Israel-Hamas War Already Hitting Regional Economies: IMF Chief
The raging war between Israel and Hamas is already battering the economies of nearby countries, the managing director of the International Monetary Fund told a Saudi investor forum on Wednesday.
Israel's neighbours are feeling the effects, especially those that rely on tourism, Kristalina Georgieva said at the Future Investment Initiative (FII) in the Saudi capital Riyadh.
"You look at the neighbouring countries -- Egypt, Lebanon, Jordan -- there the channels of impact are already visible," Georgieva told an audience that included global banking elites.
The Palestinian militant group Hamas mounted a shock attack on Israel on October 7, killing more than 1,400 people and taking 222 hostages, according to Israeli authorities.
Israel has responded with relentless air strikes and a near-total land, sea and air blockade of Gaza, where the Hamas-run health ministry says 5,791 people have been killed in the war so far.
Georgieva spoke one day after Wall Street titans told the forum that the war could deal a heavy blow to the world economy, especially if it draws in other countries.
"What we see is more jitters in what has already been an anxious world," Georgieva said.
"You have tourism-dependent countries -- uncertainty is a killer for tourist inflows," she said, describing the potential economic cost for countries in the region before listing specific risks.
"Investors are going to be shy to go to that place. Cost of insurance -- if you want to move goods, they go up. Risks of even more refugees in countries that are already accepting more."
The annual FII event, dubbed "Davos in the Desert", has typically served as a chance for Saudi Arabia to showcase domestic economic reforms whose success Saudi officials say partly hinges on regional stability.
This year, Saudi Arabia has restored ties with Iran and Syria, pushed for a durable ceasefire in Yemen and was in talks towards recognising Israel before the violence erupted on October 7.
An official familiar with the discussions on possible normalisation told AFP this month they are paused for now, though analysts say they could resume depending on how the war plays out.
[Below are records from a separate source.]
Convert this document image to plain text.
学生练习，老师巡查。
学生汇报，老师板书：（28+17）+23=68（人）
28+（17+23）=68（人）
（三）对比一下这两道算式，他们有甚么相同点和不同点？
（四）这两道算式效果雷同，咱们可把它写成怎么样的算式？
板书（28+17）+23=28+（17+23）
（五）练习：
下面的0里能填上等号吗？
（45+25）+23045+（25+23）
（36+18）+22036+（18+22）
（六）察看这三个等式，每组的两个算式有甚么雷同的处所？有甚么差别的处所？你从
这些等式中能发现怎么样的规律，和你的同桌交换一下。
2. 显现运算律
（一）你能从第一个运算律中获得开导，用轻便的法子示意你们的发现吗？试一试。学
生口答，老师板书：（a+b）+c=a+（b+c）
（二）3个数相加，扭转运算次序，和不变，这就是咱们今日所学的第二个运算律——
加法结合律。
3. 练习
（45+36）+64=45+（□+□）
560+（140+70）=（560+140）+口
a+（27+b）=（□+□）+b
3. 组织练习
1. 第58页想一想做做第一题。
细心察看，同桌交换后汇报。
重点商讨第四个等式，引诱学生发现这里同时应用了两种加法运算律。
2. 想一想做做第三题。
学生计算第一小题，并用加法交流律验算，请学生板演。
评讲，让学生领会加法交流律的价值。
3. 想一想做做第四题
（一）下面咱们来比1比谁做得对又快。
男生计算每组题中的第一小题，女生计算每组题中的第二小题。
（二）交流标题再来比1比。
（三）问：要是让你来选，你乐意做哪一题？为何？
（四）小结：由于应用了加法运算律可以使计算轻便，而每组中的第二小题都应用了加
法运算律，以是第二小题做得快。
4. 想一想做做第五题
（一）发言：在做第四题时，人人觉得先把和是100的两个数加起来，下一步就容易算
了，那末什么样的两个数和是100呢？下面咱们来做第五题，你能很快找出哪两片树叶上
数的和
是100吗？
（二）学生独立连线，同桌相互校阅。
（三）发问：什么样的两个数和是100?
"Before October 7, a lot of de-escalation (had) happened which brought a lot of hope for the region, and we don't want recent events to derail that," Saudi Finance Minister Mohammed al-Jadaan told an FII panel on Wednesday.
His counterpart from Bahrain, which recognised Israel as part of the US-brokered 2020 Abraham Accords, also preached regional integration.
"The traditional lines that have existed, that have been lines of previous generations I like to call them -- those could be ethnic lines, those could be religious lines -- are all now lines that we have to not look at," Shaikh Salman bin Khalifa Al Khalifa said.
He added that those "who are looking to destroy" should not be "part of writing that future".
Jared Kushner, a White House adviser under president Donald Trump and an architect of the Abraham Accords, said the Hamas attack was intended to disrupt normalisation.
"The progress between Saudi Arabia and Israel was progressing incredibly well, and I do think that that poses a big threat to the forces of evil," he said.
"If you have the Abraham Accords continuing and everyone coming together, that's something that obviously people will want to stop."
While several high-profile speakers have addressed the current regional turmoil, FII attendees have highlighted the capacity for Saudi Arabia, the world's biggest oil exporter, to withstand shocks and finance reforms using its deep-pocketed sovereign wealth fund, the Public Investment Fund.
The Vision 2030 agenda of the kingdom's de facto ruler,Crown Prince Mohammed bin Salman, aims to transition the economy away from fossil fuels by turning Saudi Arabia into a tourism and business hub marked by so-called giga-projects, including a $500 billion futuristic megacity known as NEOM.
"In Saudi Arabia itself, everything will go ahead, and the companies in Western countries and India and China will not miss out on the Saudi market," said Naser al-Tamimi, Middle East analyst at the Italian Institute for International Political Studies.
"You're talking about the biggest economy in the Middle East, the biggest construction market in the Middle East."